Je ne fréquente plus les bars depuis un certain nombre de 24 heures, comme on dit dans le mouvement, c'est pour ça que j'ignore que le café Death Porc a fermé il y a deux ans quand j'y donne rendez-vous à une jeune femme qui m'a parlé au téléphone de son désir d'arrêter de boire. Quelqu'un lui a transmis mon numéro, elle m'a appelé en me confondant avec la personne qui lui avait donné mon contact, je lui ai brièvement expliqué mon parcours à base de meetings Alcooliques Anonymes, et nous avons convenu de nous retrouver une demi-heure avant la prochaine réunion, qui a lieu ce dimanche pluvieux à 19 heures.
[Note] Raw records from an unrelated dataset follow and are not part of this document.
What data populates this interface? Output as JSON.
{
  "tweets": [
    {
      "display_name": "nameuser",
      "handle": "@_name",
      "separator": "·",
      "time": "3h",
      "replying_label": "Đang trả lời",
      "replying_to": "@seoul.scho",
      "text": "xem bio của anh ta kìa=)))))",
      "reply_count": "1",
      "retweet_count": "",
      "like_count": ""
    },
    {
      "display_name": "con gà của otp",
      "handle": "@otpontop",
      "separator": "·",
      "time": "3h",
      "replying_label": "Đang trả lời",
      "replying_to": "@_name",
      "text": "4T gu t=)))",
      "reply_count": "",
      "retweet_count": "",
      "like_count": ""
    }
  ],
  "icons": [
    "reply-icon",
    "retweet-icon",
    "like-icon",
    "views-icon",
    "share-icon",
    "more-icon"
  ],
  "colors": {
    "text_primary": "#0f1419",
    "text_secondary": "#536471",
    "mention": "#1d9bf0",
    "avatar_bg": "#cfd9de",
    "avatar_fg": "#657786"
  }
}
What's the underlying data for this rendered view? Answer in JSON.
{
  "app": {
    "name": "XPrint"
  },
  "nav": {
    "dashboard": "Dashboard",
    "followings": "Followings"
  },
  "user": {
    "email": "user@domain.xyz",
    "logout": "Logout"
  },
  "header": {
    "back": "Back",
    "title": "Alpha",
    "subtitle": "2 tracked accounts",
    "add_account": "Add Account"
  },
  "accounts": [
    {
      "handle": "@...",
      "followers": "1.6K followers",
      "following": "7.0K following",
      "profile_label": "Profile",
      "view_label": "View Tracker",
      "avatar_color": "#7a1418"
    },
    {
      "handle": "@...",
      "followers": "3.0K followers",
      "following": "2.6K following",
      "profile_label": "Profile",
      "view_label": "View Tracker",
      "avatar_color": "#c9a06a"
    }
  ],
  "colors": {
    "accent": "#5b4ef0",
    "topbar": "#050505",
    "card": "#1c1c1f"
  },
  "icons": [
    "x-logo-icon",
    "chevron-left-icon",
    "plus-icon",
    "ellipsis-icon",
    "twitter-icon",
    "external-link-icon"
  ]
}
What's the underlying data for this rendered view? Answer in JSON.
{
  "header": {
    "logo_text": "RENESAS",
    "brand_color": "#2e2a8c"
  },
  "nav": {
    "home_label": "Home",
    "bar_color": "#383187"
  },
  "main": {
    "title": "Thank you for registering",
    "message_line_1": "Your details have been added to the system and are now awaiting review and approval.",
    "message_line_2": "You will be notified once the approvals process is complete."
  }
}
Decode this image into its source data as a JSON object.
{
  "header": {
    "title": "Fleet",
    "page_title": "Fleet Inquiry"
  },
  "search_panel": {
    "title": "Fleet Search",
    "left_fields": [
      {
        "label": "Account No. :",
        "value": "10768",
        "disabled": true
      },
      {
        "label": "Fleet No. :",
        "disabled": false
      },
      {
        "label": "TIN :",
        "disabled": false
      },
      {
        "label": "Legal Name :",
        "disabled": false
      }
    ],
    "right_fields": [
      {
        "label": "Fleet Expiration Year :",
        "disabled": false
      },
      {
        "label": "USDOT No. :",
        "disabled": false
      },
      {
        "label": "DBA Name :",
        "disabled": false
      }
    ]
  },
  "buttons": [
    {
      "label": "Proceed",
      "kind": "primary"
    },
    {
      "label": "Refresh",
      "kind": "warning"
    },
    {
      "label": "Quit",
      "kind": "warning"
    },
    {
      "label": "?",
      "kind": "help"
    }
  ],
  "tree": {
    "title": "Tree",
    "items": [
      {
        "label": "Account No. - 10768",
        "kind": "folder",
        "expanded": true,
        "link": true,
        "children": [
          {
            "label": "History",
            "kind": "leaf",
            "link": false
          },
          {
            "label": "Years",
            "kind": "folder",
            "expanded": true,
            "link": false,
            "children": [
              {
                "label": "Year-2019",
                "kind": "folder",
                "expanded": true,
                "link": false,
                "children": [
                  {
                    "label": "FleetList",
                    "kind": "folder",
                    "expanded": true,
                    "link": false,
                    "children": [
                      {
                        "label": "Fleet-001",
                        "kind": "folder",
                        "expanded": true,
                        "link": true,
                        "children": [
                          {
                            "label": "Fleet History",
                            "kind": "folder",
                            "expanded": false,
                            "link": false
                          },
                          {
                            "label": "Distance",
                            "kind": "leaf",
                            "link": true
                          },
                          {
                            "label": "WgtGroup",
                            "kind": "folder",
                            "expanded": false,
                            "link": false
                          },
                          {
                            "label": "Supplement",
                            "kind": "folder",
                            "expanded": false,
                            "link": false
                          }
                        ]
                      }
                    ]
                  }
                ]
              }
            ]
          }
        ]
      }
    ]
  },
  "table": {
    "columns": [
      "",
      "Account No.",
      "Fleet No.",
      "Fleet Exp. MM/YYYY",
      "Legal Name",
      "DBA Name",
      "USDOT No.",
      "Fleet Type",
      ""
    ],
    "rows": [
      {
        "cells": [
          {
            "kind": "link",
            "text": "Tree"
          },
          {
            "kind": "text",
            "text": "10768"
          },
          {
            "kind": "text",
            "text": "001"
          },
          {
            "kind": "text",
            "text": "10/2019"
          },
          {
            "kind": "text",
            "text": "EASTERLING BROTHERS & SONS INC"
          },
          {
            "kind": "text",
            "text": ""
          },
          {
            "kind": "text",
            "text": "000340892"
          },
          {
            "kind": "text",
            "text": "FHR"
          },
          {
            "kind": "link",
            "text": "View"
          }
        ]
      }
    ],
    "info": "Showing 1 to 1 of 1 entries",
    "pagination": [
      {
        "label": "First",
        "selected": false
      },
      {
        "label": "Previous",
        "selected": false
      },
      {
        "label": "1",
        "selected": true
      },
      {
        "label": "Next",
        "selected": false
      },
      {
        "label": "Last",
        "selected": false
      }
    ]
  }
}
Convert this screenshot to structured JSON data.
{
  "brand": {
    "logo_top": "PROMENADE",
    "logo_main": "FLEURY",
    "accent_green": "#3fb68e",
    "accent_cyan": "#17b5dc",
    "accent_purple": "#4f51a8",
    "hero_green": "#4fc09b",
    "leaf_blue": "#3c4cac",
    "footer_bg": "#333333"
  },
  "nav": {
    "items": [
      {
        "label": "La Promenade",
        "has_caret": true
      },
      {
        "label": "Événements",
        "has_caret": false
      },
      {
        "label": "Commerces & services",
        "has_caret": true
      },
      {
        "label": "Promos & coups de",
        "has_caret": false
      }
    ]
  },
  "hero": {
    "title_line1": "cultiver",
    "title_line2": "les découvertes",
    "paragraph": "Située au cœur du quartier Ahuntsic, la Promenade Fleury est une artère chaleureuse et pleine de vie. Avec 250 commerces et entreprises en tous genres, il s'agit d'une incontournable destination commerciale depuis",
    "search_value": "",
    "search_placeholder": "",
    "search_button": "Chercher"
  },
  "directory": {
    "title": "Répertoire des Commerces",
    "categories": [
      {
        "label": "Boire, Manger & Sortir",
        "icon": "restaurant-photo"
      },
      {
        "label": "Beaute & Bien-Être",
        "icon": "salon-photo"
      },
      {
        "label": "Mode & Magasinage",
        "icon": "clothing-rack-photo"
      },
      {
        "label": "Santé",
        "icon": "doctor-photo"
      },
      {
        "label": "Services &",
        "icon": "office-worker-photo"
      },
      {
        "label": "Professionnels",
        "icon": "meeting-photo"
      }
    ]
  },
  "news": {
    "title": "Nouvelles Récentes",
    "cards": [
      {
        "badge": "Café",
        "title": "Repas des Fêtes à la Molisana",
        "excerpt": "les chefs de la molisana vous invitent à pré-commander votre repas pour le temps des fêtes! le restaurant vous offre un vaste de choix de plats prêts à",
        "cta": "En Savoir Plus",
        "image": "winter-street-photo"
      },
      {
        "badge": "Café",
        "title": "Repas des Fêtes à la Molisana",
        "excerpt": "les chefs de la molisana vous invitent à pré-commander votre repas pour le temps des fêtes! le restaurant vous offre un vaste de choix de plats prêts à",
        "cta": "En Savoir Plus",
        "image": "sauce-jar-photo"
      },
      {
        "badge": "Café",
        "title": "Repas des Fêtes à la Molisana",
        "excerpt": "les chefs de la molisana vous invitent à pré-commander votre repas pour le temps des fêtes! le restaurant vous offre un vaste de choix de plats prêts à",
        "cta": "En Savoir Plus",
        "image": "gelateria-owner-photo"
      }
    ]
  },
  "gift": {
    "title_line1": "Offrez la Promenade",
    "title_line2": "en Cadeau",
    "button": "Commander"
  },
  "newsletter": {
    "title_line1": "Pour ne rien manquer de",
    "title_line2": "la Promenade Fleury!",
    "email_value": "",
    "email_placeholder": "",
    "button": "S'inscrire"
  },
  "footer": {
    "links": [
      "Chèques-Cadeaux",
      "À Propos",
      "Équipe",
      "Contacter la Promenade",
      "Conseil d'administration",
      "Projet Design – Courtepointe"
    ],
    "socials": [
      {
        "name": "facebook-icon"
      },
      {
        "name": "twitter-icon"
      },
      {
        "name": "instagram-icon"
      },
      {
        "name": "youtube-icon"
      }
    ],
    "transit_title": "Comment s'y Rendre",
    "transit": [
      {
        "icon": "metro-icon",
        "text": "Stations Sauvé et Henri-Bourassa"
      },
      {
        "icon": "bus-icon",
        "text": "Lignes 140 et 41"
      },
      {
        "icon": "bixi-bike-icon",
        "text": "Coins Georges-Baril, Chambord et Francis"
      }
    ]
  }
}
Sauf que le café Death Porc a fermé il y a deux ans, vous êtes bouchés ou quoi ? c'est con, j'aurais bien aimé y siroter une limonade de son vivant, sur son emplacement s'érige au jour d'aujourd'hui un bistrot crépi d'écarlate qui ne me dit rien qui vaille, pas la moindre Servante entrevue à travers la vitre, et C. m'attend sous la plouie depuis 10 minutes, j'étais coincé dans un bouchon, nous nous rabattons sur le Délirium, orné d'un éléphant rose, et situé de l'autre côté des Bains Douches municipaux qui abritent aussi la maison des associations de winners anonymes tels que les AA, les NA, Prostate 44... on s'engouffre dans l'estaminet, et là, c'est le drame : ils passent Rain Dogs, un vieux Tom Waits que je n'ai quasiment pas acoustiqué depuis que j'ai posé mon verre, en '92, et rien que d'entendre le refrain de More Than Rain au début de la face B, j'ai tout qui me remonte...
It's more than rain that falls on our parade tonight It's more than thunder And it's more than a bad dream now that I'm sober Nothing but sad times...
La blague à la con sur Dieu qui marche toujours au début de la phase d'alcoolisation
Cette chanson qui résonne comme une ordonnance pour fanfare anémiée n’est pas vraiment une réclame pour l’arrêt de la boisson. Faut dire que sans Tom Waits, je ne serais peut-être pas devenu malade alcoolique de manière aussi rapide et enthousiaste. Il semblait incarner une publicité vivante pour le produit, et m’a longtemps servi de prétexte et de modèle pour boire. Comme j’étais très fan, je me suis longtemps demandé, avant et après avoir cessé de consommer, si ce mec avait vraiment bu tant que ça ou si c’était du flan, et s'il était aussi sobre désormais qu'il le prétendait en '87 dans More than Rain, je n'ai jamais eu la réponse parce que c'était avant internet, et entre-temps j'ai oublié la question parce qu'elle a perdu toute espèce d'importance, Hortense, mais dans la nuit qui suit cette réunion dominicale de novembre 2018, elle me revient en tête et je pars à la pèche, je ne dors pas beaucoup en ce moment et au bout d'un temps certain je tombe là-dessus :
où Tom raconte comment sa femme l'a sauvé en l'amenant à fréquenter les AA et à poser son verre, et où il fait la part des choses.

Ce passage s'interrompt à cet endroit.